I host a few Source game servers and run a plugin that dumps player chat to a MySQL database. I have quiet a bit of chat history and was looking for something interesting to do with it. I'd like to build a system that allows members of my community to determine what is and isn't 'acceptable'.
My thought is that it'd work something like this: Somehow, I allow my community members to view chat logs (without identifying who said what) and they mark the logs as 'acceptable' or 'unacceptable'. I'd have to figure out if it will just show a block of text from a time frame, or just a specific user in a certain time frame, or just individual lines (could be good...could also mean the user completely missed the context of the chat).

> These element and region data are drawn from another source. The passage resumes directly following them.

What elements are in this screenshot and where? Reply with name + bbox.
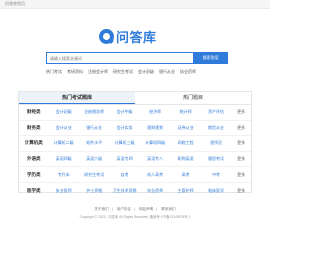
- hot-link[interactable]: 银行从业: [159, 69, 175, 75]
- category-row-language: 外语类 英语四级 英语六级 英语专四 英语专八 职称英语 雅思考试 更多: [19, 152, 251, 168]
- category-row-education: 学历类 专升本 研究生考试 自考 成人高考 高考 中考 更多: [19, 167, 251, 183]
- copyright-text: Copyright © 2023 - 问答库 All Rights Reserv…: [79, 215, 191, 219]
- hot-link[interactable]: 热门考试: [46, 69, 62, 75]
- exam-link[interactable]: 自考: [109, 172, 139, 178]
- tab-hot-exams[interactable]: 热门考试题库: [19, 92, 135, 104]
- footer-link[interactable]: 联系我们: [161, 207, 175, 211]
- exam-link[interactable]: 主管护师: [170, 188, 200, 194]
- exam-link[interactable]: 临床医学: [201, 188, 231, 194]
- exam-link[interactable]: 理财规划: [140, 125, 170, 131]
- exam-link[interactable]: 执业医师: [48, 188, 78, 194]
- category-label: 计算机类: [24, 140, 43, 146]
- exam-link[interactable]: 资产评估: [201, 109, 231, 115]
- more-link[interactable]: 更多: [231, 188, 251, 194]
- category-label: 学历类: [26, 171, 41, 177]
- exam-link[interactable]: 英语六级: [79, 156, 109, 162]
- footer-links: 关于我们 | 用户协议 | 网站声明 | 联系我们: [94, 207, 176, 211]
- footer-link[interactable]: 关于我们: [94, 207, 108, 211]
- more-link[interactable]: 更多: [231, 156, 251, 162]
- exam-category-panel: 热门考试题库 热门题目 财经类 会计初级 注册税务师 会计中级 经济师 统计师 …: [18, 91, 252, 193]
- exam-link[interactable]: 软件水平: [79, 140, 109, 146]
- hot-link[interactable]: 执业药师: [180, 69, 196, 75]
- exam-link[interactable]: 会计从业: [48, 125, 78, 131]
- exam-link[interactable]: 会计中级: [109, 109, 139, 115]
- category-label: 财务类: [26, 124, 41, 130]
- home-link[interactable]: 问答库首页: [5, 1, 25, 7]
- category-label: 外语类: [26, 156, 41, 162]
- hot-link[interactable]: 研究生考试: [113, 69, 133, 75]
- category-row-computer: 计算机类 计算机二级 软件水平 计算机三级 计算机四级 网络工程 程序员 更多: [19, 136, 251, 152]
- search-bar: 搜索答案: [46, 52, 228, 64]
- category-label: 医学类: [26, 187, 41, 193]
- exam-link[interactable]: 执业药师: [140, 188, 170, 194]
- hot-link[interactable]: 注册会计师: [88, 69, 108, 75]
- exam-link[interactable]: 卫生技术资格: [109, 188, 139, 194]
- category-row-medical: 医学类 执业医师 护士资格 卫生技术资格 执业药师 主管护师 临床医学 更多: [19, 183, 251, 199]
- exam-link[interactable]: 中考: [201, 172, 231, 178]
- exam-link[interactable]: 期货从业: [201, 125, 231, 131]
- exam-link[interactable]: 经济师: [140, 109, 170, 115]
- hot-link[interactable]: 考研资料: [67, 69, 83, 75]
- exam-link[interactable]: 程序员: [201, 140, 231, 146]
- exam-link[interactable]: 英语专八: [140, 156, 170, 162]
- footer-link[interactable]: 用户协议: [117, 207, 131, 211]
- exam-link[interactable]: 网络工程: [170, 140, 200, 146]
- top-bar: 问答库首页: [0, 0, 270, 9]
- more-link[interactable]: 更多: [231, 140, 251, 146]
- hot-search-links: 热门考试 考研资料 注册会计师 研究生考试 会计初级 银行从业 执业药师: [46, 69, 201, 75]
- exam-link[interactable]: 护士资格: [79, 188, 109, 194]
- exam-link[interactable]: 专升本: [48, 172, 78, 178]
- exam-link[interactable]: 计算机二级: [48, 140, 78, 146]
- exam-link[interactable]: 银行从业: [79, 125, 109, 131]
- exam-link[interactable]: 英语四级: [48, 156, 78, 162]
- exam-link[interactable]: 会计初级: [48, 109, 78, 115]
- site-logo[interactable]: 问答库: [99, 27, 157, 45]
- exam-link[interactable]: 计算机三级: [109, 140, 139, 146]
- category-label: 财经类: [26, 109, 41, 115]
- exam-link[interactable]: 成人高考: [140, 172, 170, 178]
- exam-link[interactable]: 证券从业: [170, 125, 200, 131]
- more-link[interactable]: 更多: [231, 125, 251, 131]
- exam-link[interactable]: 研究生考试: [79, 172, 109, 178]
- footer-link[interactable]: 网站声明: [139, 207, 153, 211]
- exam-link[interactable]: 英语专四: [109, 156, 139, 162]
- hot-link[interactable]: 会计初级: [138, 69, 154, 75]
- exam-link[interactable]: 会计实务: [109, 125, 139, 131]
- exam-link[interactable]: 高考: [170, 172, 200, 178]
- category-row-accounting: 财务类 会计从业 银行从业 会计实务 理财规划 证券从业 期货从业 更多: [19, 121, 251, 137]
- category-row-finance: 财经类 会计初级 注册税务师 会计中级 经济师 统计师 资产评估 更多: [19, 105, 251, 121]
- exam-link[interactable]: 注册税务师: [79, 109, 109, 115]
- exam-link[interactable]: 雅思考试: [201, 156, 231, 162]
- more-link[interactable]: 更多: [231, 172, 251, 178]
- more-link[interactable]: 更多: [231, 109, 251, 115]
- tab-hot-questions[interactable]: 热门题目: [135, 92, 251, 104]
- logo-search-icon: [99, 28, 114, 44]
- exam-link[interactable]: 职称英语: [170, 156, 200, 162]
- search-button[interactable]: 搜索答案: [193, 52, 228, 64]
- logo-text: 问答库: [116, 29, 157, 45]
- exam-link[interactable]: 计算机四级: [140, 140, 170, 146]
- panel-tabs: 热门考试题库 热门题目: [19, 92, 251, 105]
- search-input[interactable]: [46, 52, 193, 64]
- exam-link[interactable]: 统计师: [170, 109, 200, 115]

This would work somewhat like the captcha system, where multiple users would end up grading the same series of chat logs. From there, I'd get values for groups of words. The theory is that it'd create a threshold where certain things are acceptable and others are not. After a set amount of my existing logs have been graded, I'd have a meaningful way of determining if a message met the standards my community has defined.
My questions are these -
- What would you recommend I show my users that are grading the logs? Should I show them a set of X chat lines? Should I show all chat lines in 5 minute intervals? Should I narrow these two windows down by only showing messages of 1 user during those time frames of X lines? Or should the users grade each line individually? I am planning on placing a limit on how many lines/groups a specific community member can grade per day.
- What would an appropriate way be to design the database storing all of this data? Currently, each individual chat line is stored as it's own row in MySQL. Each has a unique ID as well as the full text of the chat message sent in game. I've also got the player name and server it was received from but I don't see those as necessary.
- I'd like to create this in such as way that it becomes self sufficient / adaptive to the community and what they consider acceptable. Over time, more lines would be graded and added to the thresholds/calculations to determine if a message is 'good'/'bad'. If anyone has built something like this, can you point out pitfalls I should avoid while building this?